Project 8: Data Augmentation in the Context of Multi-label Text Classification

In recent years, we have seen a dramatic increase in the rich data collected from technologically-enhanced learning environments. Machine learning (ML) can effectively analyze these data and inform the design of data-driven mechanisms to support learners, teachers, and other stakeholders. However, the process most often requires large labeled datasets, and labeling data is especially challenging in education. It usually requires experts’ involvement and demands high pedagogical knowledge and expertise.

Data augmentation is one of the ML approaches that is used to increase the amount of data by adding slightly modified copies of already existing data or newly created synthetic data from existing data or even from scratch.

In this project, we aim to study how to employ state-of-the-art Large Language Models (e.g. GPT4) and prompting strategies for data augmentation in the context of multi-label text classification. In agreement with the student, possible projects may involve the following:

  • Applying and comparing several text augmentation methods for multi-label classification.
  • Testing the validity of the algorithm in a real-life educational scenario.


  • an interest in: Large Language Models.
  • proficiency in: Python & foundational Machine Learning concepts; NLP; Jupyter Notebooks

This semester project is aimed at one MSc student with strong technical skills. The student will be supervised by Tatjana Nazaretsky (Postdoc).

Project 9: Learning Science vs. Machine Learning?

Is learning science necesary to build our algorithms ? Is machine learning informing learning science? Are both fields benefitting from the others?
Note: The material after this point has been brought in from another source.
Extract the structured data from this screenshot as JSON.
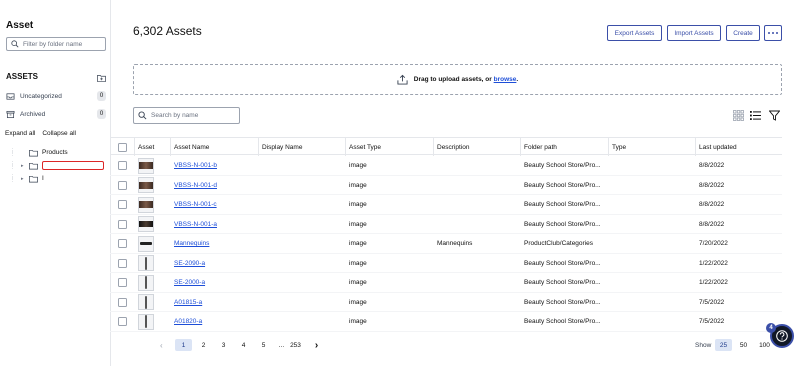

In this project, you will focus on learning science and machine learning papers which have tried to predict/understand student success on different open ended learning environments (OELEs). For each of these OELEs you will:

  1. Build a “human-made decision tree” solely based on your learning science discovery
  2. Build a “human-made decision tree” solely based on machine learning discoveries
  3. Build a “human-made decision tree” based on both learning science and machine learning discoveries
  4. Re-Implement the better working machine learning algorithms

And compare the 4 algorithms to understand where learning science helps machine learning, and where machine learning helps learning science.

This work will require a deep dive into the literature on both the learning science and machine learning side, as well as solid analytical skills to build the decision trees in a smart and thought out way.

This semester project is aimed at one MSc student with strong technical skills. The student will be supervised by Jade Mai Cock (PhD).